In our Wisconsin climate, January is an unlikely month for actual gardening, but seeding and planning for the new season is underway at the Arboretum. In restorations, seeds harvested last season have been mixed and spread on cleared and prepared sites. In the Arboretum native plant garden, where most areas are well-established, we have done some overseeding. We also enhance the garden by ordering and planting additional plants every year. There is always space for one more native plant!
To help home, school, and community gardeners establish new gardens or enlarge existing ones, Friends of the Arboretum offers an online plant sale (order plants through March 31, with pick up in May) as well as the in-person sale under the tent on May 17.
To serve widespread interest in creating pollinator habitat and supporting populations of the federally endangered rusty-patched bumble bee (RPBB), FOA has designed a plant mix comprising native plants that are RPBB “favorites.” This set of thirty-two plants will bear flowers sequentially throughout the season, depending on weather conditions and temperature. Spring blooming plant species like wild geranium (Geranium maculatum), Virginia waterleaf (Hydrophyllum virginianum), and leadplant (Amorpha canescens) support bumble bee queens after they emerge from their hibernation chambers and forage for pollen and nectar as they each establish a colony. After about a month, if nest establishment is successful, late spring and summer blooming plants like coneflowers (Echinacea spp.), bee balm (Monarda fistulosa), Culver’s root (Veronicastrum virginianum), Joe-pye weeds (Eutrochium spp.) and giant hyssops (Agastache spp.) are important in providing resources as the colony first builds in size to several hundred worker bees, and then shifts to reproduction. Male bees visit flowers for nectar, but the newly hatched gynes (future queens) visit flowers for nectar and may also collect pollen. Because mated new gynes are the only colony members to overwinter, they must have adequate late summer and fall floral resources like native thistles (Cirsium spp.), goldenrods (Solidago spp.) and asters (Symphyotrichum spp. and other aster genera).

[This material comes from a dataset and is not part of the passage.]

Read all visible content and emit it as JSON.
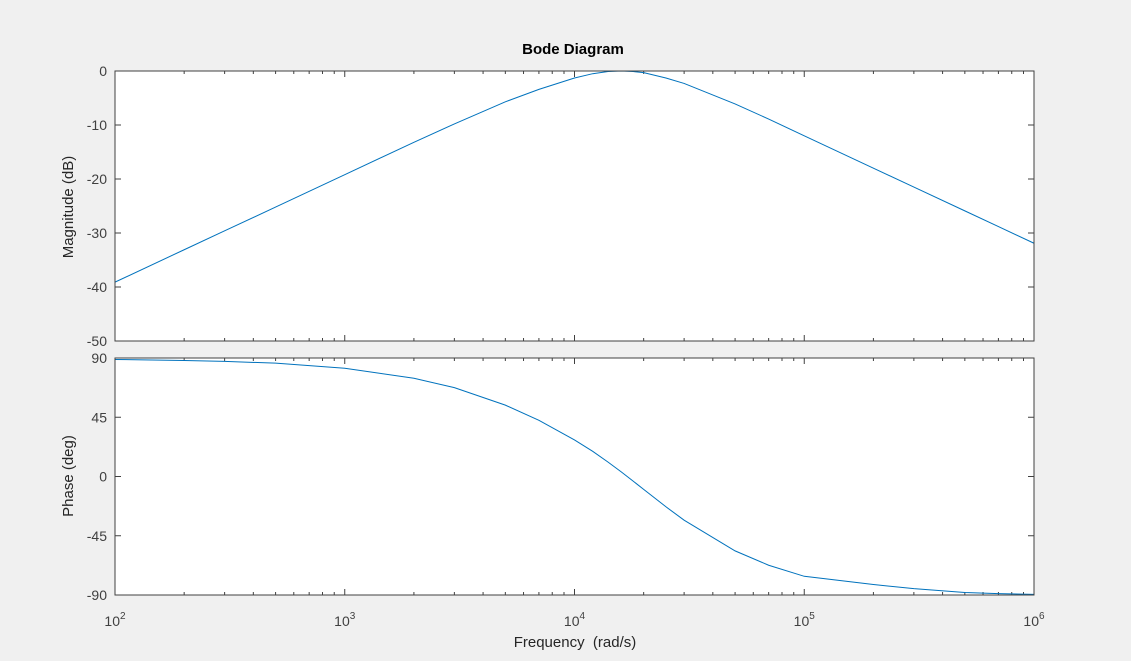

Growing these plants in your garden will benefit the rusty-patched bumble bee as well as other bee species (including native solitary bees) and additional pollinators. Many of these plants are also used by specialist bee species that only visit one species or genus of plant. Networks of pollinators and plants are complex and many questions remain about them.
A recent study identified wild white indigo (Baptisia alba), milkweeds (Asclepias spp.) and Silphium spp. as additional genera that were preferentially selected by bumble bees in restoration areas. While bumble bees often visited several non-native species, this was mostly seen when those plants were the most abundant in the area. An interesting finding was that the three most common bumble bee species differed significantly in their feeding niches, which may have been due to differences in phenology (timing of colony development) but also may reduce competition for resources among them when their life histories overlap. The rarer bee species’ diets were less fully understood but showed more overlap among those bee species. This study was carried out in an area where the rusty-patched bumble bee is no longer found, so doing a similar analysis within remaining rusty-patched range could be instructive for understanding bees’ floral preferences (accounting for overall plant abundance) and for managing high-quality habitat for this rare bee.
During deep winter, while the bumble bee gynes are dormant in their overwintering chambers, we can plan plantings that will support them and their colonies next season.